- Education: University of Utah
- Awards: Fellow of the Optical Society of America; Guggenheim Fellowship; Fellow of the American Physical Society; Fellow of the IEEE; Distinguished Technical Staff at AT&T Bell Labs;
- Scientific career
- Workplaces: Oxford University AT&T Bell Labs Stanford University University of Central Florida
- Thesis: High Gain Laser Action in the Neutral Spectrum of Lead (1965)
- Doctoral advisor: Grant R. Fowles

= William T. Silfvast =

American physicist

William Thomas Silfvast is an American physicist well known for his contributions to gas discharge lasers, soft x-ray lasers, and as the author of the influential textbook Laser Fundamentals. and also several thriller novels (see billsilfvast.com).

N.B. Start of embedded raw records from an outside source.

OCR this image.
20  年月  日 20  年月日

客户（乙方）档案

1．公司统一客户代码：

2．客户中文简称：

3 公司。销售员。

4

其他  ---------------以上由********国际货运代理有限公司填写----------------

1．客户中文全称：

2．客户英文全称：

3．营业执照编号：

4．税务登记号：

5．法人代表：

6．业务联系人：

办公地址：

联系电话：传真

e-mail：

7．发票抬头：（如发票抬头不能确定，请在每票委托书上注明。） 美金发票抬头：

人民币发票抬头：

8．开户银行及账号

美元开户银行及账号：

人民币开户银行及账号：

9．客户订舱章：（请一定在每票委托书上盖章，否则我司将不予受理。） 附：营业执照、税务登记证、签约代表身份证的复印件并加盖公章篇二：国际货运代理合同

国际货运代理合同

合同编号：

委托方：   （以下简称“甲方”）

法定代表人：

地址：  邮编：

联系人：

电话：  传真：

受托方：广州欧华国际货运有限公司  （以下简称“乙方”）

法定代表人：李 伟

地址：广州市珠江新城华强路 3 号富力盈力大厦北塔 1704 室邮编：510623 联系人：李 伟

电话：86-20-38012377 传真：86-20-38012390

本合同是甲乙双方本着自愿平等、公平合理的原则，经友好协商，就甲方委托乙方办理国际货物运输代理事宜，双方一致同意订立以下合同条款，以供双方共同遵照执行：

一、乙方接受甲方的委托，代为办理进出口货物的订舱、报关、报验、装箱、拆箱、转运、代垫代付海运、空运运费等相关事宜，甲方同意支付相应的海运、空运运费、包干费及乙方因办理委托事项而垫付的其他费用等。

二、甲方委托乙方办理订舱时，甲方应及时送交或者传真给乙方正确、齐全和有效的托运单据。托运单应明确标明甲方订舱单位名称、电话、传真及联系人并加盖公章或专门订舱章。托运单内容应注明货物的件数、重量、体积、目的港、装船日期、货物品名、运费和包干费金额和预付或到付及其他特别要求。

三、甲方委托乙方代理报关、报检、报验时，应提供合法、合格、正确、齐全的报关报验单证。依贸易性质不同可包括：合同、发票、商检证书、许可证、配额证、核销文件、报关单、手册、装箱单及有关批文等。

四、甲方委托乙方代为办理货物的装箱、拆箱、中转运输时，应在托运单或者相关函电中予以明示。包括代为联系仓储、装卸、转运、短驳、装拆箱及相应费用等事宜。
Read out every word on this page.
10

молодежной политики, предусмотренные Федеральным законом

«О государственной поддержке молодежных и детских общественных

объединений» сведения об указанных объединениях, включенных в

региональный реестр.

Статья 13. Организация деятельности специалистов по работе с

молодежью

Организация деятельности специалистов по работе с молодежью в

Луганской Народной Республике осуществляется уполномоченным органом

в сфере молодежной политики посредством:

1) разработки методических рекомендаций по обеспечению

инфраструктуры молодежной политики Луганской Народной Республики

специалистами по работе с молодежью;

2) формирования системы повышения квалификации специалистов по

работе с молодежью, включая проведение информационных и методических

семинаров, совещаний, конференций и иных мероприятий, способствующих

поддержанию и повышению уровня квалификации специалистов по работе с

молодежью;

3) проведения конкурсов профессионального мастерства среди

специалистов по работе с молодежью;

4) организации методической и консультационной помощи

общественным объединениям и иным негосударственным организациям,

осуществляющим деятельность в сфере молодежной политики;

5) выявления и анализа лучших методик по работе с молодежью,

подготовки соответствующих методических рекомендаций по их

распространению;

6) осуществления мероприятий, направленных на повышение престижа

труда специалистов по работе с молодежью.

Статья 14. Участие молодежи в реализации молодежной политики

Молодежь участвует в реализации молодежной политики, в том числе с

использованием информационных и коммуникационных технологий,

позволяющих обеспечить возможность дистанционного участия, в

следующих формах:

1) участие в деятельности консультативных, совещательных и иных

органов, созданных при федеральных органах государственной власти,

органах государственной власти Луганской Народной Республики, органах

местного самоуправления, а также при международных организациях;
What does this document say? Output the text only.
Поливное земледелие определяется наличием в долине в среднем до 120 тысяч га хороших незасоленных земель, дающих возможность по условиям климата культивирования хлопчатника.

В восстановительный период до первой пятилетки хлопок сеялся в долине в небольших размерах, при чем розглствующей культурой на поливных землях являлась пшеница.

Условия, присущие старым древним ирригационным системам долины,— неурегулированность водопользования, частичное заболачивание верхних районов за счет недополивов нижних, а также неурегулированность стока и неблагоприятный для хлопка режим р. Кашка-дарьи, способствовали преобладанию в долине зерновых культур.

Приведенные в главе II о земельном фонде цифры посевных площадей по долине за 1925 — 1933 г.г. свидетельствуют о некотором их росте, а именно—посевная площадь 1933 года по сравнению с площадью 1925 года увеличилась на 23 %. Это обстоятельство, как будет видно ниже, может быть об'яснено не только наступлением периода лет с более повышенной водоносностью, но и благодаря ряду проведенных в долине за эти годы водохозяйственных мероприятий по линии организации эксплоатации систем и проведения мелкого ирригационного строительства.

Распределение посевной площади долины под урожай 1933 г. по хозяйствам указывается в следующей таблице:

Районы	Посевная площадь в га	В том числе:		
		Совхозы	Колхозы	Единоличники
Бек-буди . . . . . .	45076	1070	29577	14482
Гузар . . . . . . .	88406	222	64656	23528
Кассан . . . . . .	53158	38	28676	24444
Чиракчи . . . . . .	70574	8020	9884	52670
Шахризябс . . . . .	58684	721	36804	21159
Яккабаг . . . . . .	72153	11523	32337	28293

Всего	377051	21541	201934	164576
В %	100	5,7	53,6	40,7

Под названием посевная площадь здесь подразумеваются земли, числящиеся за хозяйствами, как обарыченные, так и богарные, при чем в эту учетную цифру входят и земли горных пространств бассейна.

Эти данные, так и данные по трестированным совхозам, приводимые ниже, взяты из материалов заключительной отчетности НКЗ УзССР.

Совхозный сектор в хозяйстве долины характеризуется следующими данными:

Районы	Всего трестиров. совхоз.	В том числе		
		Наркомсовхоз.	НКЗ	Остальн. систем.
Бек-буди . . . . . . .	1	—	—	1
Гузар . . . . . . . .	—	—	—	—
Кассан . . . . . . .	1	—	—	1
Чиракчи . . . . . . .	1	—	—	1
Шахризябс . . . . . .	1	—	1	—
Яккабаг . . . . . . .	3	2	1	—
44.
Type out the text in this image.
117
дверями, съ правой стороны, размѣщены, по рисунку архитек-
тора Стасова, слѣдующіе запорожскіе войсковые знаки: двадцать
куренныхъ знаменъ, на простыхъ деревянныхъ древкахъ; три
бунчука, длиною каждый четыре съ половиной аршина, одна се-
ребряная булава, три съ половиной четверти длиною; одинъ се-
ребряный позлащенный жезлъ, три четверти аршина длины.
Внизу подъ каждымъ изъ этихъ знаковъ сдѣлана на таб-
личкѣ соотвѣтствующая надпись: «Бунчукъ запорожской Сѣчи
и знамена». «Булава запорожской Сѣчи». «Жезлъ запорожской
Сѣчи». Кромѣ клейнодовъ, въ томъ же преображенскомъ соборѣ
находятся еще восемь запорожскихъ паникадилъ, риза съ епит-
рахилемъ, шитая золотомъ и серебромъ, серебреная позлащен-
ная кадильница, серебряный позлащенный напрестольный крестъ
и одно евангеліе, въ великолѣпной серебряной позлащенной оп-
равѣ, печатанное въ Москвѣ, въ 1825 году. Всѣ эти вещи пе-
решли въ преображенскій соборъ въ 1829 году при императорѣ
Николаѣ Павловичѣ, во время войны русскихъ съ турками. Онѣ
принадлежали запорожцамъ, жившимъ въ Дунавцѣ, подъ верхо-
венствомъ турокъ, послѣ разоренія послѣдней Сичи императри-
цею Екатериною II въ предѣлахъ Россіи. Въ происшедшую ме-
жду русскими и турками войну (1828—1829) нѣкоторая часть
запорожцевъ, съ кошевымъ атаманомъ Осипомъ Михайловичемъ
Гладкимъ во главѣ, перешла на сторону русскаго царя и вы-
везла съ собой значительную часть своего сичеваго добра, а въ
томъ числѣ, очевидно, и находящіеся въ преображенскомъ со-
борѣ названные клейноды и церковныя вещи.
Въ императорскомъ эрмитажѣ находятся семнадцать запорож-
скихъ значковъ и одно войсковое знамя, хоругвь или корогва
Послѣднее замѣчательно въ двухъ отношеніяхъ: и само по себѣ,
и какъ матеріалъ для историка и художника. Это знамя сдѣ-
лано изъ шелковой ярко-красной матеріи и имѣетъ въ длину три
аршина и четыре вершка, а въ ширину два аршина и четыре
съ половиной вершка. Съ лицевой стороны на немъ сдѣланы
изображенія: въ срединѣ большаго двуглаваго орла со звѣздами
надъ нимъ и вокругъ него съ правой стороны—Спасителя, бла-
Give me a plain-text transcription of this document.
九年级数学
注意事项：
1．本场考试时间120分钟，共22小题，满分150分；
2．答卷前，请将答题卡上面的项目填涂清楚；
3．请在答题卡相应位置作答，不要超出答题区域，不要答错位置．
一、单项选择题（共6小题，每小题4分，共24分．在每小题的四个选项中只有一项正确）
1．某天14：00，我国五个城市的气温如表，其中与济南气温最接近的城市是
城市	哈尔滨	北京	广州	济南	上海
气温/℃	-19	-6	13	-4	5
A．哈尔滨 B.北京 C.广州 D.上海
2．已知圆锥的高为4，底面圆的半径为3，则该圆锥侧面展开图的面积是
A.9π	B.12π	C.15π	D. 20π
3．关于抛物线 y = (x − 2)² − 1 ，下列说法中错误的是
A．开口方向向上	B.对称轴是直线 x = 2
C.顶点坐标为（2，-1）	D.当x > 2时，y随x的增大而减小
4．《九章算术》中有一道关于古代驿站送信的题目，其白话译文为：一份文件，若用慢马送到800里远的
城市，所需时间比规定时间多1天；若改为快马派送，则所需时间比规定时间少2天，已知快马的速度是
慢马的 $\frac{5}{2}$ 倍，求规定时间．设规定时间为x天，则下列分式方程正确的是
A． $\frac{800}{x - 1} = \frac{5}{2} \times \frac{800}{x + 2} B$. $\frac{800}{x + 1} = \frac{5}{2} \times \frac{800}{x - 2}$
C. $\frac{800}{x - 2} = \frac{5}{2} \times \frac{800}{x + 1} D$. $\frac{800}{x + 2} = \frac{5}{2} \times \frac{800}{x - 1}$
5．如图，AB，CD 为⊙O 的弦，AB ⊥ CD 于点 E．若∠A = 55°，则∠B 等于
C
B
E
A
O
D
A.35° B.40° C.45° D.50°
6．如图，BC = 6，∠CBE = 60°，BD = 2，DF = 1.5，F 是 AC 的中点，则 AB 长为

Silfvast received his PhD in physics from the University of Utah and a postdoctoral fellowship at the University of Oxford. He then spent much of his career at Bell Laboratories in Holmdel, New Jersey, with a Guggenheim Fellowship at Stanford in 1982–83. Later he became a professor and chairman of the Physics Department at the University of Central Florida's Center for Research in Electro-Optics and Lasers (CREOL). Silfvast remains a Professor Emeritus at UCF, and is now retired and living in Oregon. He is a Fellow of the Optical Society of America, the American Physical Society, and the IEEE. In 2010 Silfvast was selected as one of 27 'Laser Luminaries' (laser pioneers) during the celebration of the 50th Anniversary of the discovery of the laser.